When it comes to highways, for instance, we could require state DOTs to set targets to reduce deaths and injuries on their roads — fun fact: they're not required to do that! — and require them to redirect more federal money towards proven, common-sense street safety infrastructure like protected bike lanes and traffic calming if they miss those targets.
And to be clear, America's roadway crisis can't be laid solely at the feet of highway agencies. Automakers, for instance, also need to be held accountable for designing massive cars that are increasingly likely to kill a pedestrian or cyclist on impact, and regulated to prevent them from selling those dangerous models. The health-care system, meanwhile, needs to be held accountable for closing hospitals in rural areas, too, and reformed to give every U.S. resident a chance to access immediate post-crash care.
And drivers themselves need to be held accountable for the harm they cause in the context of those powerful structural forces — even as it's also critical to stop the violence inflicted by police in the name of that accountability, particularly in the Black and brown communities which are its disproportionate recipients.

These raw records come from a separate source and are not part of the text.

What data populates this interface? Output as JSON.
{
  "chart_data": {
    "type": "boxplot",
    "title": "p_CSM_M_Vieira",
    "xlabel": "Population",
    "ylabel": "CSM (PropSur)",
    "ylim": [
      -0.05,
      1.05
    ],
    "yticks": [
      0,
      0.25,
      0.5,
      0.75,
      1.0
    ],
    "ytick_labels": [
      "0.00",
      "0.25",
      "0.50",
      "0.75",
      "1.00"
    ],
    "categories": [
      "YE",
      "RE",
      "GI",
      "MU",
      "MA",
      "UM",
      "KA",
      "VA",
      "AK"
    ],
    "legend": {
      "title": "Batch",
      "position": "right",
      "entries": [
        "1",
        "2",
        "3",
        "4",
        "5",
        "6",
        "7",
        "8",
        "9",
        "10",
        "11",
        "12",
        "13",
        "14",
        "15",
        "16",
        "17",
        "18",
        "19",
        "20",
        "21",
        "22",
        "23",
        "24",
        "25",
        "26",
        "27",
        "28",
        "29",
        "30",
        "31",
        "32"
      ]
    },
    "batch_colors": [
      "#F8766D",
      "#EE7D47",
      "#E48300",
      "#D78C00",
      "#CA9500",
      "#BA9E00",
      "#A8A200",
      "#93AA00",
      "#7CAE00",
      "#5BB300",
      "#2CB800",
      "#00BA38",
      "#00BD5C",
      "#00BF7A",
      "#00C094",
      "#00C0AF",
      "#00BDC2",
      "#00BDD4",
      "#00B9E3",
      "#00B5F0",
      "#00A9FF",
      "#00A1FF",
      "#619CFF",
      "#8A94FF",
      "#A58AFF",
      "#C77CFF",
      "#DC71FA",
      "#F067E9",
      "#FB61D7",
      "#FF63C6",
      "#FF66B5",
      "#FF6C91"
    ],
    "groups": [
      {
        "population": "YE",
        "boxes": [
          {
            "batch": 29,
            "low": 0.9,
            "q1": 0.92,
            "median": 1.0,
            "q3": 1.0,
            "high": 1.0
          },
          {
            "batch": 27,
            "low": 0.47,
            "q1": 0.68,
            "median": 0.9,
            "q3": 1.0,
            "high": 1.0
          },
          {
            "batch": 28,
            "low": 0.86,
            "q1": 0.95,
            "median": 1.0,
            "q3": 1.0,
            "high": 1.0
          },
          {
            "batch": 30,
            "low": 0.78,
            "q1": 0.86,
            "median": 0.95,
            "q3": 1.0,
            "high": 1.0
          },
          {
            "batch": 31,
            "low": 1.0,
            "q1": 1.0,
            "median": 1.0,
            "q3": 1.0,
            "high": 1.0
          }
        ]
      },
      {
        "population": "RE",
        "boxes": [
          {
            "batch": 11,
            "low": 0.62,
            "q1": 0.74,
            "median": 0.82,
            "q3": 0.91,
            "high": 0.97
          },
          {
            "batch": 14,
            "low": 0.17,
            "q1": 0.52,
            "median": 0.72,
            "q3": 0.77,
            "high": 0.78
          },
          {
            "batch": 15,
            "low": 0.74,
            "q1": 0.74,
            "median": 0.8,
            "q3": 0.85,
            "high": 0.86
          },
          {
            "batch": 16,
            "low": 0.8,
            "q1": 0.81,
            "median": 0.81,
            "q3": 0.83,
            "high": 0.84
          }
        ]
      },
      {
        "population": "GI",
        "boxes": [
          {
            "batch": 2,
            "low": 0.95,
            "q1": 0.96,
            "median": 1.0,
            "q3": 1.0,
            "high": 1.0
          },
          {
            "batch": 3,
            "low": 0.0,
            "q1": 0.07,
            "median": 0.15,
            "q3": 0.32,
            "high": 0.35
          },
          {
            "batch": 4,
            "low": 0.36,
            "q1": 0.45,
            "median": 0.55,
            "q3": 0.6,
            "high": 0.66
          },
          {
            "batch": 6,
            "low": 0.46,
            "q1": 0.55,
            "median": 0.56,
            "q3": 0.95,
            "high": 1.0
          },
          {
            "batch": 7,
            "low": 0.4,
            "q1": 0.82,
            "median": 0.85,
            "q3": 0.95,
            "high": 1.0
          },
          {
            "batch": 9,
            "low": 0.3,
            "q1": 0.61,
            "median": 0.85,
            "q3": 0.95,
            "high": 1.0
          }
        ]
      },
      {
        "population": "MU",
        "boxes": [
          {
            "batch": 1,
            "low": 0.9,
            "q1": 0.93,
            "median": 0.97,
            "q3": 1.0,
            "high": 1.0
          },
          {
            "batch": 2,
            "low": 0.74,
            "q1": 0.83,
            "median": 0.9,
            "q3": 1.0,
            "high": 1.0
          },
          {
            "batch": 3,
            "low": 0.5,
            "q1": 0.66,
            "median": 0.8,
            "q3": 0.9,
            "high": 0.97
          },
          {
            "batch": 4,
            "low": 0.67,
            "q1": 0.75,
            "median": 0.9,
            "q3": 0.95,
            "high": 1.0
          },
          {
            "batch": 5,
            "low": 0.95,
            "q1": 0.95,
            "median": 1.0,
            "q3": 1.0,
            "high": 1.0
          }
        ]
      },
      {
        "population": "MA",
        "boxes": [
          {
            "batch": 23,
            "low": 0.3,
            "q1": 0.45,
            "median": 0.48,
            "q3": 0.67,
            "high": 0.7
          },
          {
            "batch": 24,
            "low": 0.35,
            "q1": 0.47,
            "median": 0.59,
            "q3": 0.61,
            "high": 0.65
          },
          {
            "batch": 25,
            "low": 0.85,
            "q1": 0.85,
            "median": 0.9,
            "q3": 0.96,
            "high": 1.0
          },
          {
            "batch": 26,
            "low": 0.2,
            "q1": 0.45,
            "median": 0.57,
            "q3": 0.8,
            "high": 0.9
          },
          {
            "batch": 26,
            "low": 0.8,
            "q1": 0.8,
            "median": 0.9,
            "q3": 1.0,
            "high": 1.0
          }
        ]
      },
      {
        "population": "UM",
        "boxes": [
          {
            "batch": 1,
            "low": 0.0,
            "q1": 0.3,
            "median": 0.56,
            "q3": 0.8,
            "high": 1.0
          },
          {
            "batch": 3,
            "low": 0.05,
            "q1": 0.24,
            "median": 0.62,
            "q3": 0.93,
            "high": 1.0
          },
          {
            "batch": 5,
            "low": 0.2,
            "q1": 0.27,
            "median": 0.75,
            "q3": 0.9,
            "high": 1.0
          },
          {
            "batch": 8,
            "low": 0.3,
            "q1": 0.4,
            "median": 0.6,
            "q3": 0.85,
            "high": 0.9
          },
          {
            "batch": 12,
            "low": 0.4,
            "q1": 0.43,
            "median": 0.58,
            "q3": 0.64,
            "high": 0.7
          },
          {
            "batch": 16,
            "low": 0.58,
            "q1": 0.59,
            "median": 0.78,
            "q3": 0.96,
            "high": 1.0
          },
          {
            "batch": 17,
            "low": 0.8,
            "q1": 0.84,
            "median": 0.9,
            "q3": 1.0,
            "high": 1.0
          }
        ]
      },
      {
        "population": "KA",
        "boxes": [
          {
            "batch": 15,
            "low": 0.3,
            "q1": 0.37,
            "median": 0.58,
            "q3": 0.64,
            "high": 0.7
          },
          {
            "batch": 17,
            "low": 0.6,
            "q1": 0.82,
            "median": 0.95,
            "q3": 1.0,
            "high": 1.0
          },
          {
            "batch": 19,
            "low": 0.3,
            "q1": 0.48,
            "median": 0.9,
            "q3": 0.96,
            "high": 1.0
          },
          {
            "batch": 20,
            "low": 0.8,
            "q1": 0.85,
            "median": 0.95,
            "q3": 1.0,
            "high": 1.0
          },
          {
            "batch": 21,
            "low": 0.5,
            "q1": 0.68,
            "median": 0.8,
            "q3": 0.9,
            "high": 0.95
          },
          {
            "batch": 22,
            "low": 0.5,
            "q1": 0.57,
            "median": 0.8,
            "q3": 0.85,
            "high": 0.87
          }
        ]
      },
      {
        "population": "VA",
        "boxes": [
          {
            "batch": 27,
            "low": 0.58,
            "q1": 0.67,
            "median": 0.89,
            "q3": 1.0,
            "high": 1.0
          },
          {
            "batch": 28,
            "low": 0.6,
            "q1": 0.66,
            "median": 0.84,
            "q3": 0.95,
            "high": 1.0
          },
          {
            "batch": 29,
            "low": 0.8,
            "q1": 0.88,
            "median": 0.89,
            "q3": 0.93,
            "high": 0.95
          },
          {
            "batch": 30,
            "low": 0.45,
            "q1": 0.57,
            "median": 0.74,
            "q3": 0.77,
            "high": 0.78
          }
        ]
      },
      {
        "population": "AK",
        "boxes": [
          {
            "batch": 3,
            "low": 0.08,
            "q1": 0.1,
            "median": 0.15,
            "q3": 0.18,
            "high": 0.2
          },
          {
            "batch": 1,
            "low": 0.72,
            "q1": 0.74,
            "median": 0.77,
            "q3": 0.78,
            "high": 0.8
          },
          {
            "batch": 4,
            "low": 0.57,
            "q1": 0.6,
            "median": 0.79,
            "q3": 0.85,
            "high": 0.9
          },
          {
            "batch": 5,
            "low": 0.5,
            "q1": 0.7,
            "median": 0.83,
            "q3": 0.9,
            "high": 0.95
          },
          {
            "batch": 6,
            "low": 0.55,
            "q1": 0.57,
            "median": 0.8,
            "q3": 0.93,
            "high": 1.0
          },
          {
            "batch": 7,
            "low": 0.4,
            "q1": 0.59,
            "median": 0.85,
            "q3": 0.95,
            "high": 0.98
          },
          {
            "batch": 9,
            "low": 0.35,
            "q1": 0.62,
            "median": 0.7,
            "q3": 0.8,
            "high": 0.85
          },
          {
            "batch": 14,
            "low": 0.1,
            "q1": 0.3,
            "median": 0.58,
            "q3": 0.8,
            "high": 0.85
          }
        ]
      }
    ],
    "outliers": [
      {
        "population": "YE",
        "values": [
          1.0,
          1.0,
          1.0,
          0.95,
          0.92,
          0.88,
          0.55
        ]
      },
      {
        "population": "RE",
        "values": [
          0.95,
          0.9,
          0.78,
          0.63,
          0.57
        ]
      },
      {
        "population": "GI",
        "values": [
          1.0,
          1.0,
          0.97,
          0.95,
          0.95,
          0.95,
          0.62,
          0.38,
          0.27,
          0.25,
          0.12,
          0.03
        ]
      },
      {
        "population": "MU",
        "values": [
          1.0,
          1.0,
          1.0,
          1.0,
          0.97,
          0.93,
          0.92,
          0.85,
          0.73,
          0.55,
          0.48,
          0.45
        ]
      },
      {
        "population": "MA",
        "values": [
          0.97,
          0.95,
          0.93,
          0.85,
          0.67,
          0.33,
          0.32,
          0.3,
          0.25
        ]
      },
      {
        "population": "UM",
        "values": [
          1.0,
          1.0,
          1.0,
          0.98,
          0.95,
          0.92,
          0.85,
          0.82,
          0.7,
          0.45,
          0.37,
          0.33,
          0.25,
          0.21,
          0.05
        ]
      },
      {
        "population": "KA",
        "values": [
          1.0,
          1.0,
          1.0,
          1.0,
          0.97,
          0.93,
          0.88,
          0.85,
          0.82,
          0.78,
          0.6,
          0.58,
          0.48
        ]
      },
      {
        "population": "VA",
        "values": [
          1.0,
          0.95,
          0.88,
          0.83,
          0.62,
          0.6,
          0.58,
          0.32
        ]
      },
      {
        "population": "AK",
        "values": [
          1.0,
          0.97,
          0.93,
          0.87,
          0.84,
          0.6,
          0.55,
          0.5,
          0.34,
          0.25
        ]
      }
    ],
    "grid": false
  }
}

Transit agencies, meanwhile, must do everything in their power to stop on-board violence — starting by maximizing their ridership, which can itself be a deterrent to violent crime. But doing that will require more money — not less — to increase service to tempt people out of cars, install infrastructure to protect bus and train drivers (an increasing problem as social tensions rise) and hire social workers to help de-escalate violence of all kinds. (As Streeetsblog NYC recently reported, this kind of thing is expensive.)
One thing is for sure: accounts like Libs of TikTok and transportation leaders like Sean Duffy certainly won't make America's roads, buses and trains safer by perpetuating distorted, racist myths about why our transportation system is so deadly.
And if you think any of this is really about saving lives — rather than asserting authoritarian power, demonizing vulnerable communities, and promoting car use — we've got a bridge to sell you.